George David Weiss, a pop music tunesmith whose enduring songs include Can’t Help Falling in Love, The Lion Sleeps Tonight, and What a Wonderful World, died August 23 at the age of 89.
Jackson Gillis, a television writer-producer who served as executive producer for TV’s Perry Mason for many years, died August 19 at the age of 93. Charlie Summers reminded readers of the Old-Time Radio Digest that Gillis flexed his writing muscles on several radio programs early in his career, notably The Whistler and Let George Do It.
Ahna Capri, an actress who played the role of Tania, secretary to the villainous Han in the 1973 Bruce Lee actioner Enter the Dragon, died August 18 at the age of 65 from injuries sustained in an automobile accident. Her other vehicles include Payday (1972) and a supporting role in the short-lived 1962 sitcom Room for One More, based on the 1952 film starring Cary Grant and then-wife Betsy Drake.
Gloria Winters—better known as “Penny” on TV’s Sky King and Pam’s personal role model—died August 14 at the age of 79. Winters also played Babs Riley in the Jackie Gleason version (1949-50) of the radio-to-TV transplant sitcom The Life of Riley.
Edward Kean, the major scribe of TV’s Howdy Doody, died August 13 at the age of 85 of complications from emphysema. (Mr. Kean is assured an indulgence merely for contributing the word “kowabunga” to the American lexicon.)
George DiCenzo, a film, television and stage character actor best known for playing real-life D.A. Vincent Bugliosi in the 1976 TV-movie Helter Skelter, died August 9 at the age of 70. His other television work includes appearances on Gunsmoke, Hawaii Five-O, and The Waltons.

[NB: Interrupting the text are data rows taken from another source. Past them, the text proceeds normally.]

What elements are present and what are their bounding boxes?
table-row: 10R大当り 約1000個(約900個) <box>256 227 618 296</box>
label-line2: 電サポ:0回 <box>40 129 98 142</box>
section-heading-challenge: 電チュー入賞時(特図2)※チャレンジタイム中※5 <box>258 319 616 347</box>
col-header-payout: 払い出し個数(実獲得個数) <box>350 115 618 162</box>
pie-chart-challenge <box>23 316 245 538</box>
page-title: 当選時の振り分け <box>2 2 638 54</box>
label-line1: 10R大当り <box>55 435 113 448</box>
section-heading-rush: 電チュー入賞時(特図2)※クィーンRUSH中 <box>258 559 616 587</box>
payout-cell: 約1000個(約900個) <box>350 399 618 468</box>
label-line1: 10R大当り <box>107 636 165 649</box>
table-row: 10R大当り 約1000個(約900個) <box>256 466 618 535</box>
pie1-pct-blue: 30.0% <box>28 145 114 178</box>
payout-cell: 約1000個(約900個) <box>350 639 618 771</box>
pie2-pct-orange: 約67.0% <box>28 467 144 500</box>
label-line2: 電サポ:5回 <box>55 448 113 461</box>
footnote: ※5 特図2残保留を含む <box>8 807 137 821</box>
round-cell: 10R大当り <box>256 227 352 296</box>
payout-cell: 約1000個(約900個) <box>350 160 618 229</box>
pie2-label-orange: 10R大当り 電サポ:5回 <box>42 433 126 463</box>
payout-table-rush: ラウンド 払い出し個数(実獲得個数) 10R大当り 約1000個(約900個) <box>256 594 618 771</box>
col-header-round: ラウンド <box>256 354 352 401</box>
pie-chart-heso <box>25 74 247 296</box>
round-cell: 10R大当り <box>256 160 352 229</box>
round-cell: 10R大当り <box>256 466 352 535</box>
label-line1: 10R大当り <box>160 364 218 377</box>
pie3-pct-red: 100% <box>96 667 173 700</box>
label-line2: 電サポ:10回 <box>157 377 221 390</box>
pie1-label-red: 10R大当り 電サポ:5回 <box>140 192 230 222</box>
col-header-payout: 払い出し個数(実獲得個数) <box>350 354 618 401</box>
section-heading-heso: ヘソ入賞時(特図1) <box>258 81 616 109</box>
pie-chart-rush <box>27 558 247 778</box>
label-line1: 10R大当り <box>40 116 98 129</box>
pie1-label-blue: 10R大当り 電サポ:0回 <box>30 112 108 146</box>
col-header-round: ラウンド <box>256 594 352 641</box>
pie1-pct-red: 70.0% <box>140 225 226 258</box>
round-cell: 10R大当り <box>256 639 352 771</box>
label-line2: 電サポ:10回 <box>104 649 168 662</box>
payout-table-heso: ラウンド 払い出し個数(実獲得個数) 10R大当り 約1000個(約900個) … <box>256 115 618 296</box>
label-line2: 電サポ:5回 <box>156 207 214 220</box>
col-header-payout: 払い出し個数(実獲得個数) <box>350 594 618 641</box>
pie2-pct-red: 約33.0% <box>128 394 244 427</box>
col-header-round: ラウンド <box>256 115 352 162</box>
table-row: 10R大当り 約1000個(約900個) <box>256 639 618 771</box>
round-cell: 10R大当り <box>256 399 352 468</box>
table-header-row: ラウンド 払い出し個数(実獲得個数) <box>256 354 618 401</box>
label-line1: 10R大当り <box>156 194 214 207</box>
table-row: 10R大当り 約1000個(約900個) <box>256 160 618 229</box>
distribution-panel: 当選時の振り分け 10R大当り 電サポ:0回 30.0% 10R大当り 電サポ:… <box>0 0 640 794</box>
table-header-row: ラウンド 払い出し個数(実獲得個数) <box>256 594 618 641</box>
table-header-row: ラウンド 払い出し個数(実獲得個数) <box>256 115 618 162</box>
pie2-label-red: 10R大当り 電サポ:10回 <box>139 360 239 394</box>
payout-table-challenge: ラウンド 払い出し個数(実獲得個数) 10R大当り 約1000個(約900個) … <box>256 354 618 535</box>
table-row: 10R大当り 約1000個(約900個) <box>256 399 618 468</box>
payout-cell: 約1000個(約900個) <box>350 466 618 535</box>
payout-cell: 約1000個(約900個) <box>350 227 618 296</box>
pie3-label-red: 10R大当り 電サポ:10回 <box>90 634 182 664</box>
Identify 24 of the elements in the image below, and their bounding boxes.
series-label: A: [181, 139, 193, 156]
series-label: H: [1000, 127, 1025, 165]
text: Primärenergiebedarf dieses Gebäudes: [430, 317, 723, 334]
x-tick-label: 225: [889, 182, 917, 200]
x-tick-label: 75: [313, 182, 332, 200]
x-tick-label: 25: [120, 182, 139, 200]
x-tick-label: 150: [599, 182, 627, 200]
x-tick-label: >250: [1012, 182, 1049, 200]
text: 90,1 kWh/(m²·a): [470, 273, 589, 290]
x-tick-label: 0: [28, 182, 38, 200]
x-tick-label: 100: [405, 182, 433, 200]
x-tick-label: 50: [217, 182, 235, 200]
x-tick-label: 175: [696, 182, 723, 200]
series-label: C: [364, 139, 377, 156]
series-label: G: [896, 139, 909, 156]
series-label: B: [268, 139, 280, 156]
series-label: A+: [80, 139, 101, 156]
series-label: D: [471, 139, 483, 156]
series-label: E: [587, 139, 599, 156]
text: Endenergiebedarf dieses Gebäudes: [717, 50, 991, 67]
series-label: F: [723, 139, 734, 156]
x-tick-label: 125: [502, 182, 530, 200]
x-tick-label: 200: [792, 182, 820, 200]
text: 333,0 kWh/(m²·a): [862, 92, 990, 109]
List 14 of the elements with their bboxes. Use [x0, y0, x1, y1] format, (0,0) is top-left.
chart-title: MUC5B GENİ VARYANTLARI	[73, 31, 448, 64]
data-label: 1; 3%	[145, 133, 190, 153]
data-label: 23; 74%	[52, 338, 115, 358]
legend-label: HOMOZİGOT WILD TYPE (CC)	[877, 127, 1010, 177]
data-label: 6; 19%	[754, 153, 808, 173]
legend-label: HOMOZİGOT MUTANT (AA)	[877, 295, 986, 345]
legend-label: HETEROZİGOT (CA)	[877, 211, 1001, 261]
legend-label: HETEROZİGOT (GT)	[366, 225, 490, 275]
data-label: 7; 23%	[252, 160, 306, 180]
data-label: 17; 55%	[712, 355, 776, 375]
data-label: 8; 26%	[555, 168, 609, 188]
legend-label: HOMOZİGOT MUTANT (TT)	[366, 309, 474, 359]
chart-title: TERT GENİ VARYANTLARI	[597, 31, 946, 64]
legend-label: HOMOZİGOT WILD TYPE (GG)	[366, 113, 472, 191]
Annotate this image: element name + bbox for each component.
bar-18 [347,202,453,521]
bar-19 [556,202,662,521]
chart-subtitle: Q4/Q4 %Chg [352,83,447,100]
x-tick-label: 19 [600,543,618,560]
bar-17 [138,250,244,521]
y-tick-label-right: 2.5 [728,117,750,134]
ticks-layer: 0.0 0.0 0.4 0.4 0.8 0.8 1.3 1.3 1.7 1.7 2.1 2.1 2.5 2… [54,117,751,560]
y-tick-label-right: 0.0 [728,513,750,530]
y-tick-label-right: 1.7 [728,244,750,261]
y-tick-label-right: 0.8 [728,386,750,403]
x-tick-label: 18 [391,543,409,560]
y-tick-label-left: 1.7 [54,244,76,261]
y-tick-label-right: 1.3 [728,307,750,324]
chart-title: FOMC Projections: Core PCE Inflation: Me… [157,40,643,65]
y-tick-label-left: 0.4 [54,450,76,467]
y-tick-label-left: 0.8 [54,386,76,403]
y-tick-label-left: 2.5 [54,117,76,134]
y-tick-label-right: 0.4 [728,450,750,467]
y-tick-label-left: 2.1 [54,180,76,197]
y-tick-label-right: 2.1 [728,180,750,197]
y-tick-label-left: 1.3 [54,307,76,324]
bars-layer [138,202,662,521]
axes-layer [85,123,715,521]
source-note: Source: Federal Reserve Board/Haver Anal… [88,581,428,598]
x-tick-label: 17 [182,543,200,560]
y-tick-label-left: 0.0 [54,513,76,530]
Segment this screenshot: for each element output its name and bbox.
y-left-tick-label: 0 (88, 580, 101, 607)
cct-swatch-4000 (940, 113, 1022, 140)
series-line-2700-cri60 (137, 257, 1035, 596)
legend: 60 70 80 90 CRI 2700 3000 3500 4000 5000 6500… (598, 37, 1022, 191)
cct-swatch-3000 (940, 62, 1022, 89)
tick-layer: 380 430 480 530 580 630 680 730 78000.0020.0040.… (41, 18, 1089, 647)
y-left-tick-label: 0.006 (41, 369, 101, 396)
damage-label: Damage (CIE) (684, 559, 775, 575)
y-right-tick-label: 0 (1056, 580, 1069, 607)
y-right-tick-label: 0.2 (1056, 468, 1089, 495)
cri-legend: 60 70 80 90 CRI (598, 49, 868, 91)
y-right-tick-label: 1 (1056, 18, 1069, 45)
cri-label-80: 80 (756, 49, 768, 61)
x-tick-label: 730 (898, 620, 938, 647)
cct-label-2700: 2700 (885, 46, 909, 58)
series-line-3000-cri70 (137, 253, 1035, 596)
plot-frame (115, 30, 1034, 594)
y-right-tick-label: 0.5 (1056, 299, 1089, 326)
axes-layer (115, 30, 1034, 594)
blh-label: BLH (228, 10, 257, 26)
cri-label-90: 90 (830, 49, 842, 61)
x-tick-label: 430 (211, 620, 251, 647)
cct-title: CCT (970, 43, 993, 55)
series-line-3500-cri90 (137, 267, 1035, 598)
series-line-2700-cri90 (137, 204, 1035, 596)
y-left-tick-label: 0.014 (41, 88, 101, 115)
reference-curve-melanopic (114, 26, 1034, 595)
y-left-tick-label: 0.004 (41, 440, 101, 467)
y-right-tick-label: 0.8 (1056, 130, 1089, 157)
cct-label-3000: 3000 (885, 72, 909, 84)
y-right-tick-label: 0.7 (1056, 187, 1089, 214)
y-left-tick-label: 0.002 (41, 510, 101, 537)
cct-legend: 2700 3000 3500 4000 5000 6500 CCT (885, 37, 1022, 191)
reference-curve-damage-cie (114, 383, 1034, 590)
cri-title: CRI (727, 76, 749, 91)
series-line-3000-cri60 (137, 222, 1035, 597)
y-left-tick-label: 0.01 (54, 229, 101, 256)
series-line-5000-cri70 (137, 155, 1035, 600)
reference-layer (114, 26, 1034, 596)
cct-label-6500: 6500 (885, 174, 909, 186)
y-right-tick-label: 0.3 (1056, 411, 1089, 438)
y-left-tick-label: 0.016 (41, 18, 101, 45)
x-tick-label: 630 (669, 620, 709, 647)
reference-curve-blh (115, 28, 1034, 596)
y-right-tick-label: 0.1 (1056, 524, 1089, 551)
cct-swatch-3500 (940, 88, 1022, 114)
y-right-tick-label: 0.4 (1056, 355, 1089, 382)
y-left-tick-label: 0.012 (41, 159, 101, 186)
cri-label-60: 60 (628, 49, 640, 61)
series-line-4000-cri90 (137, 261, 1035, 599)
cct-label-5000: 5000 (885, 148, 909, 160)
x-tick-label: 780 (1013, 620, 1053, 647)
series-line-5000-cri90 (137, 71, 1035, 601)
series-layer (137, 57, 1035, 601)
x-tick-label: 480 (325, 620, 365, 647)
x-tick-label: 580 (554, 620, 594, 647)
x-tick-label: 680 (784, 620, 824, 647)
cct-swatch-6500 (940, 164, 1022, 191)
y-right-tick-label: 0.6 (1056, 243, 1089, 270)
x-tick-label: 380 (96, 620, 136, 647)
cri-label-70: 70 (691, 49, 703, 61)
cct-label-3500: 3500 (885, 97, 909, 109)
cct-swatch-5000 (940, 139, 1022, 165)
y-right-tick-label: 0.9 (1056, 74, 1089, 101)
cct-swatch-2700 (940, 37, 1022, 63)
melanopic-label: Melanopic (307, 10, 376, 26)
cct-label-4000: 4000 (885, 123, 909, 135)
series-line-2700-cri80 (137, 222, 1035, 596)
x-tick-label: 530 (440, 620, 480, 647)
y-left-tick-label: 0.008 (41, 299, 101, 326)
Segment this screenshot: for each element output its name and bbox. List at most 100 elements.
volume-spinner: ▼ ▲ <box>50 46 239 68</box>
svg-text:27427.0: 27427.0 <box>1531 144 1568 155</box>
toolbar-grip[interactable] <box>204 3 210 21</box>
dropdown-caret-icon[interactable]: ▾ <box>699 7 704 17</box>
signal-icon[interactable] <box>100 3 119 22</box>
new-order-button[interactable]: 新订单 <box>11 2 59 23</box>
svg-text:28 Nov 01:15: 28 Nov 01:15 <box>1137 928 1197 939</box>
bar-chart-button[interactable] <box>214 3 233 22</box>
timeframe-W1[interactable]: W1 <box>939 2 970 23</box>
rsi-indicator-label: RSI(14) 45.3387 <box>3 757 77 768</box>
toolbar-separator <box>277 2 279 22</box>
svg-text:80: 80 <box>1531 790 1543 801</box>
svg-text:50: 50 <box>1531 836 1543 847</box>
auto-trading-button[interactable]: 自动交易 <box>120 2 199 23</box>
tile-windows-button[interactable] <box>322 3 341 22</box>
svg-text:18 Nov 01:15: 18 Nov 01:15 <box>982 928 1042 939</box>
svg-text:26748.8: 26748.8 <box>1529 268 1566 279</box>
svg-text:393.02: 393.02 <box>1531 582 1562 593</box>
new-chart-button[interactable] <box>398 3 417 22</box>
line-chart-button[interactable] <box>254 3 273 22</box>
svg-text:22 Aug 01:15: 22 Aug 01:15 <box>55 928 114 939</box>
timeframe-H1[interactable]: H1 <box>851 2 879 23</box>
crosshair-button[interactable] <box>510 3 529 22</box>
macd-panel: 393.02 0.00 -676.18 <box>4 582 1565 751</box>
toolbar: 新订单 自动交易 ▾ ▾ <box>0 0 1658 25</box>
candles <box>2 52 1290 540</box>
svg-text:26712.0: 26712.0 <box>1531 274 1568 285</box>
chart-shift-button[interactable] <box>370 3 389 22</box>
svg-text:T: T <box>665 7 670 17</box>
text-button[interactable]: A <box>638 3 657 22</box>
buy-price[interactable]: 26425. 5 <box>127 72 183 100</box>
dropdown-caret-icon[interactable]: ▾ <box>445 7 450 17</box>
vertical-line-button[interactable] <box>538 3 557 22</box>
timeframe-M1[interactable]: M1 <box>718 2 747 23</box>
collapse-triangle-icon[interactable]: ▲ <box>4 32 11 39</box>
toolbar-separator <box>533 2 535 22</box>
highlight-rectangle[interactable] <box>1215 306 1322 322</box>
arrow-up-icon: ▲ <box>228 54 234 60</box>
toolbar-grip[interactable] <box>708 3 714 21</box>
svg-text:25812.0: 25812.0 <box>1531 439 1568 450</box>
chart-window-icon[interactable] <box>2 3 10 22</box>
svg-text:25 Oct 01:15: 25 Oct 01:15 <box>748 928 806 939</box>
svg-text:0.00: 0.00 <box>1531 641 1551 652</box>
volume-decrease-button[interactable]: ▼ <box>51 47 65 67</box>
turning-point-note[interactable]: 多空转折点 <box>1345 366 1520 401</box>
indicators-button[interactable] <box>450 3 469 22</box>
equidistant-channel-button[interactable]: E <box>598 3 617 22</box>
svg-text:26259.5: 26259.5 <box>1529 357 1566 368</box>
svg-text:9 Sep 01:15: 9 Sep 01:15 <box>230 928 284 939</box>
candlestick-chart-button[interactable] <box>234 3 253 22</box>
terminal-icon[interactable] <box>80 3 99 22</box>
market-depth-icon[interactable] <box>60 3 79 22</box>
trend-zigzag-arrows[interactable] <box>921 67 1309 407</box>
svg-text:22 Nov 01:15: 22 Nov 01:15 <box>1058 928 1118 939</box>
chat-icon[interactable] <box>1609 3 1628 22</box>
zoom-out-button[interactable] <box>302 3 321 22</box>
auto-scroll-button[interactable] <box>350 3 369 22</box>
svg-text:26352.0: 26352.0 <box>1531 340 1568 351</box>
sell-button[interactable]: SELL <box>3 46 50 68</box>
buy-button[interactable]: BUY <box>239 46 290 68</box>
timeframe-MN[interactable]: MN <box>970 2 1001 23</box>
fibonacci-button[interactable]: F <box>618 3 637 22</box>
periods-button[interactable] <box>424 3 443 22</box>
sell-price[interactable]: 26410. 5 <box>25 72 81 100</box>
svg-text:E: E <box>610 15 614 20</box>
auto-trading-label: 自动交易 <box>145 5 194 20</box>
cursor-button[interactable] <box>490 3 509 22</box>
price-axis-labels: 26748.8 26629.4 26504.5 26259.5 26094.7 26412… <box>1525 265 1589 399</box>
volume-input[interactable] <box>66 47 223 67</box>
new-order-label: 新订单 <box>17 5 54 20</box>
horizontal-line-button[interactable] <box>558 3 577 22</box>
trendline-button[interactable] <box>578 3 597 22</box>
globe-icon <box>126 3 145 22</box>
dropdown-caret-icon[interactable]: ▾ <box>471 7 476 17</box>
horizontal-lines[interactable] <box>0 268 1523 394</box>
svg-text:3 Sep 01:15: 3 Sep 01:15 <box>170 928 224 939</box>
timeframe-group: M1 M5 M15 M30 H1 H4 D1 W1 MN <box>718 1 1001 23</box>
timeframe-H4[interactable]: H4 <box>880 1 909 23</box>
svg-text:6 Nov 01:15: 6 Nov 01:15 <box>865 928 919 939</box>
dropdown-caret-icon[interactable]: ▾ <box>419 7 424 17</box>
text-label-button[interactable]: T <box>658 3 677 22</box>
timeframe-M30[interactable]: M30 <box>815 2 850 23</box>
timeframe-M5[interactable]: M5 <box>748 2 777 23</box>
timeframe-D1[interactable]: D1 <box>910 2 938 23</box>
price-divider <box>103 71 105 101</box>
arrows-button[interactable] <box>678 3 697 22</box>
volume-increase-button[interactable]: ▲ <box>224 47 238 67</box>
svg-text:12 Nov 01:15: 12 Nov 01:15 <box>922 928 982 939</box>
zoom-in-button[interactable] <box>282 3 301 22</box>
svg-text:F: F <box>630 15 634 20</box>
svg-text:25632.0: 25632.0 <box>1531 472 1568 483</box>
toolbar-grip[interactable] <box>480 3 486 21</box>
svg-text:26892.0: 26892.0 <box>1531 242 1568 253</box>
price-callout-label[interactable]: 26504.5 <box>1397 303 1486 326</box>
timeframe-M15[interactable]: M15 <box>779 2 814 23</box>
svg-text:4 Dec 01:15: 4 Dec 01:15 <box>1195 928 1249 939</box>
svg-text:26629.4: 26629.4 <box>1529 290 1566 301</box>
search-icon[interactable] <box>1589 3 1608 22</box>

Paul Rudd, a film, stage and television actor remembered for his role as chauffeur Brian Mallory on the 1975 CBS Upstairs, Downstairs clone Beacon Hill died August 12 at the age of 70.
David L. Wolper, a veteran television producer whose work included the landmark miniseries Roots and the 1984 Olympic Games opening and closing ceremonies died August 10 at the age of 82.
John Louis Mansi, a veteran British film, television and stage character thesp best known here at TDOY as the staggeringly incompetent Gestapo agent Von Smallhausen in the Britcom ‘Allo ‘Allo! died August 6 at the age of 83.
Finally, Gwilym Hughes, who held the Guinness world record for movie-watching—28,000 flicks established in 2008—left the multiplex at the age of 65. (That’s the way I’d like to go.)
To all these extraordinary people…requiescat in pace.